Önceki kitaplarınızda genellikle farklı coğrafyaların mitolojik hikayelerini günümüze uyarladınız. Bu defa da Japon mitolojisinden Ninko karakterini seçtiniz. Ninko kimdir ve romanın örgüsüne nasıl katıldı?
Ninko, Japon mitolojisinde yalnızca bedenini ele geçirdiği insanlar tarafından görülebilen ‘Tilki ruh’tur. Zaman zaman kılık değiştiren ve en çok, baştan çıkarıcı kadın kılığına girmeyi seven mistik bir varlık.
Japon folklorunda ‘kitsune’ (tilki) bilgeliği temsil eden çoğu zaman paranormal güçlere sahip bir varlıktır. İnsanlara yardımcı, tanrılarla iletişimi sağlayan medyum ruhlardır. Fakat bunların arasında da iyi veya kötü olarak adlandırılan alt kategoriler de vardır ki ‘Ninko’ bunlardan biridir. ‘Ninko’ oyunbaz ve baştan çıkarıcı olarak farklılık gösterir. Ben ‘Ninko’yu romanda ruhun baştan çıkarılışı, ruhun ayartılmasında bir alter-ego olarak kullandım. Bir uyanışın, bir kadının yitirdiği, baskılanmaya zorlandığı hayvan benliğine dönüşünü, unuttuğu naturasına kavuşmasını anlatmak istedim.

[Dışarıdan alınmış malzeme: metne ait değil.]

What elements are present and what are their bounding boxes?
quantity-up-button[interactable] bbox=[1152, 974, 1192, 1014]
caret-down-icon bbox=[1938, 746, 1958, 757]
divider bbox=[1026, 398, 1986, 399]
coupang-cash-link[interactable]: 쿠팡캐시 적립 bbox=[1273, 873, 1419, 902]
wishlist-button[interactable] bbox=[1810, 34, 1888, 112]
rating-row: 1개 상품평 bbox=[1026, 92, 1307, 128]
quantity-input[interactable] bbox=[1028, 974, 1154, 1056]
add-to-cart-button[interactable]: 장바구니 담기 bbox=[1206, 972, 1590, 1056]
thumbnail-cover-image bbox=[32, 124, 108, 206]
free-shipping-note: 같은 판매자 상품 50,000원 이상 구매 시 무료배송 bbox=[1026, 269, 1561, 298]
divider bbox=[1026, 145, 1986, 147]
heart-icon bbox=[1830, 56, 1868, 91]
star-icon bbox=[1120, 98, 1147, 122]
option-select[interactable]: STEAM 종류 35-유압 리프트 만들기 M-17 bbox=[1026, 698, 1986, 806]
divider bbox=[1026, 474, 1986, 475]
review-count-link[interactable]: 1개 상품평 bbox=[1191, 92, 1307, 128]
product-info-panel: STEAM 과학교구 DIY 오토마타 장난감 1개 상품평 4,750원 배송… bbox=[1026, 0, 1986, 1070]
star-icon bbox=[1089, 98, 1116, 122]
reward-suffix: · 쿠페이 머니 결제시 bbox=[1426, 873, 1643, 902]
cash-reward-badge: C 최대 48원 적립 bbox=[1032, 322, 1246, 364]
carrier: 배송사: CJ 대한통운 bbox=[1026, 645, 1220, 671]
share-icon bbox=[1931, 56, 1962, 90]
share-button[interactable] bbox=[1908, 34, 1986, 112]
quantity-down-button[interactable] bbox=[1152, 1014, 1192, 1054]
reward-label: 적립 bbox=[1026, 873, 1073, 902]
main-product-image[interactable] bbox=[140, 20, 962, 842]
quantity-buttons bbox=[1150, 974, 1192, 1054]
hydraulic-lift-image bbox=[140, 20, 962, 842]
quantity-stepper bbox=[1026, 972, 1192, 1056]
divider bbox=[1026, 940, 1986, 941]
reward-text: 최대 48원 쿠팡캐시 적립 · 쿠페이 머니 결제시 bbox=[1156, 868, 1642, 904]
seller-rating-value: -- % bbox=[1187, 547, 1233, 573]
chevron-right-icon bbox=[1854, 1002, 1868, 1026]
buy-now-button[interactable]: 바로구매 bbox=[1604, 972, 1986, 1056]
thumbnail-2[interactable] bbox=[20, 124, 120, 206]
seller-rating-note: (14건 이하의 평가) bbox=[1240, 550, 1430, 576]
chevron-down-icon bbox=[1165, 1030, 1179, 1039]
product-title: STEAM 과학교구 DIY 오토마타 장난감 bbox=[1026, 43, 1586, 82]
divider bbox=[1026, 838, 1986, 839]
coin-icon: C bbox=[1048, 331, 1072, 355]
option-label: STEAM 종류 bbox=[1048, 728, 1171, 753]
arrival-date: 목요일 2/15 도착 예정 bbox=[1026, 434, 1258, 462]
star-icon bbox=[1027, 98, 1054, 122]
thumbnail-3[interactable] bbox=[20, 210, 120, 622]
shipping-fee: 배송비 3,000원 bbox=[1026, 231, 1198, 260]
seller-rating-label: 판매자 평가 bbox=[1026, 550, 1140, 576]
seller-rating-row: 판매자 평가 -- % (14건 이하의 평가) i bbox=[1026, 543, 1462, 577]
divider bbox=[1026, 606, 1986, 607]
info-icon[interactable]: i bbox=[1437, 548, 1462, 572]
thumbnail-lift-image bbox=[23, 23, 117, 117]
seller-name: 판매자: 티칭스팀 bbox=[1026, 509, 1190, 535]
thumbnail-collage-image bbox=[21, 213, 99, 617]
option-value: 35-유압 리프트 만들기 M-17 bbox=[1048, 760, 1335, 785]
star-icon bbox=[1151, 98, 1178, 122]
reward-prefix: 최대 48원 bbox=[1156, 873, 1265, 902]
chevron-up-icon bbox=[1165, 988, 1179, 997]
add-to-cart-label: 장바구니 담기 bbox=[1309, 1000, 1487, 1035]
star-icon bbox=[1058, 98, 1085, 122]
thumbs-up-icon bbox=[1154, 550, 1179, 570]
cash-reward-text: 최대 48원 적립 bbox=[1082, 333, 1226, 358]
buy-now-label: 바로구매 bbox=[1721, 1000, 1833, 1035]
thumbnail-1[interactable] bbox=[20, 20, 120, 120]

Romanın baş kahramanı Karmen’in ‘tilkileşmesinin’ hikayesi, aslında bir dönüşümden çok bir farkındalık süreci. ‘Başkaları’ tarafından uyuşturulmuş bir kadının karanlık bir içsel yolculuğu sonucunda dayatmacı toplumun ‘sözde’ ilişkileri yarattığı cehenneminden firarını anlatıyor ‘Tilkinin Ziyafeti’. Geçmişin, ilişkilerin, toplumun ama en önemlisi kendinin sorgulandığı karanlık ve beklenmedik dönemeçlerle dolu bir uyanışın öyküsü. Sartre’ın “Cehennem başkalarıdır” sözünden yola çıkarak bir varoluş hikayesi aslında… Rehberi ise bir tilki.
Ana karakterin ‘tilkileşmesi’ bir tür isyan olarak yorumlanabilir mi?
Karmen’in ‘tilkileşmesi’ bir isyandan ziyade bir farkındalık, bir uyanış, bir silkelenme olarak okunabilir. Şayet yoğun bir sorgulamayı isyan olarak adlandırıyorsak o, bu yolculuğunda yalnızca kendi dışındaki dinamikleri değil, edilgenliğini ve gitgide içe kapanışını sorguluyor. Yaşadığı kayıplar sonucunda hayat ve ona sunulanlarla hesaplaşması mevcut evet, fakat bir yandan iki kültür arasında sıkışmışlığın ördüğü kalın duvarları var ki o, senelere yayarak, bizzat kendi örmüş.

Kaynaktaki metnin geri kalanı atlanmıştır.